Diese Art des lebendigen Austausches hat sich bestens bewährt. Aufgrund der gewonnenen Erfahrungen konnten so manche Betriebsprobleme oder -störungen rasch beseitigt, Folgeschäden minimiert und kostspielige Reparaturen vermieden werden. Man nutzt die Erfahrung der anderen, beispielsweise bei der Beschaffung von Maschinen oder der Beauftragung bewährter Kundendienste. Durch die persönlichen Kontakte lassen sich unkompliziert Hilfeleistungen organisieren, Geräte ausleihen oder Ratschläge des Nachbarn bei Problemen einholen.
Der ZWA "Thüringer Holzland" hat in der Landesgruppe Sachsen/Thüringen einen hervorragenden Ruf. Die Kläranlagen Hermsdorf, Kahla, Stadtroda und Graitschen waren bereits mehrfach Orte der Weiterbildung des Klärwerkspersonals. Die Kläranlage Hermsdorf ist darüber hinaus seit 1998 offiziell als Ausbildungskläranlage der DWA - Deutsche Vereinigung für Wasserwirtschaft, Abwasser und Abfall e.V. (ehemals ATV-DVWK) anerkannt. Seit dieser Zeit haben hier bereits viele Klärwärter aus Thüringen, Sachsen-Anhalt und Bayern Praktika absolviert.

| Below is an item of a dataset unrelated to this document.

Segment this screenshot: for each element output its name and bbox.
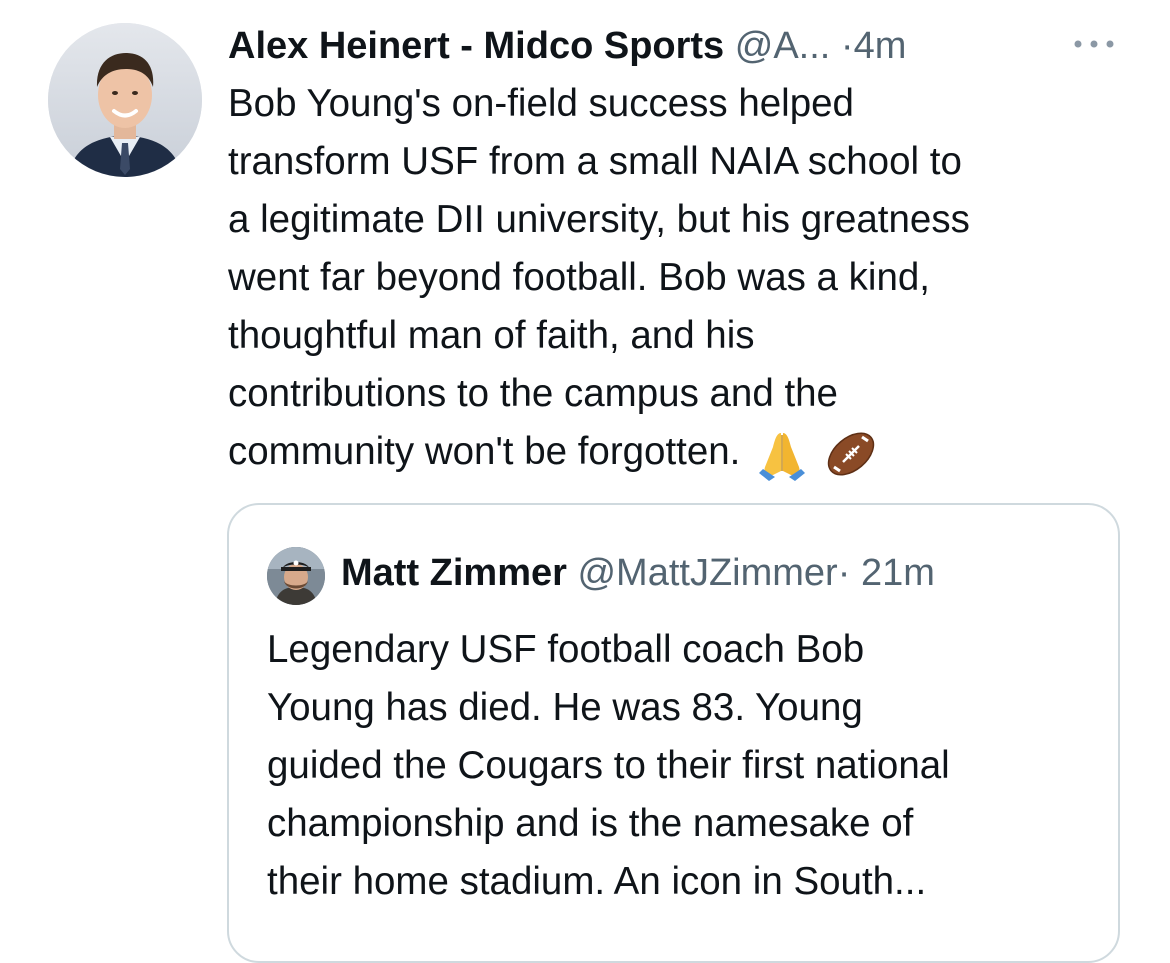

Die ersten Kläranlagennachbarschaften wurden durch die DWA vor über 40 Jahren in Baden-Württemberg initiiert. Die 1993 in Hermsdorf gegründete Ostthüringer Kläranlagennachbarschaft war die zweite von inzwischen sieben existierenden in Thüringen. Sie umfasste ursprünglich den gesamten Ostthüringer Bereich. Aufgrund des regen Zuspruchs und der erreichten Größe wurde sie 1998 in zwei separate Nachbarschaften (Einzugsgebiet der oberen Saale und Einzugsgebiet Weiße Elster) geteilt.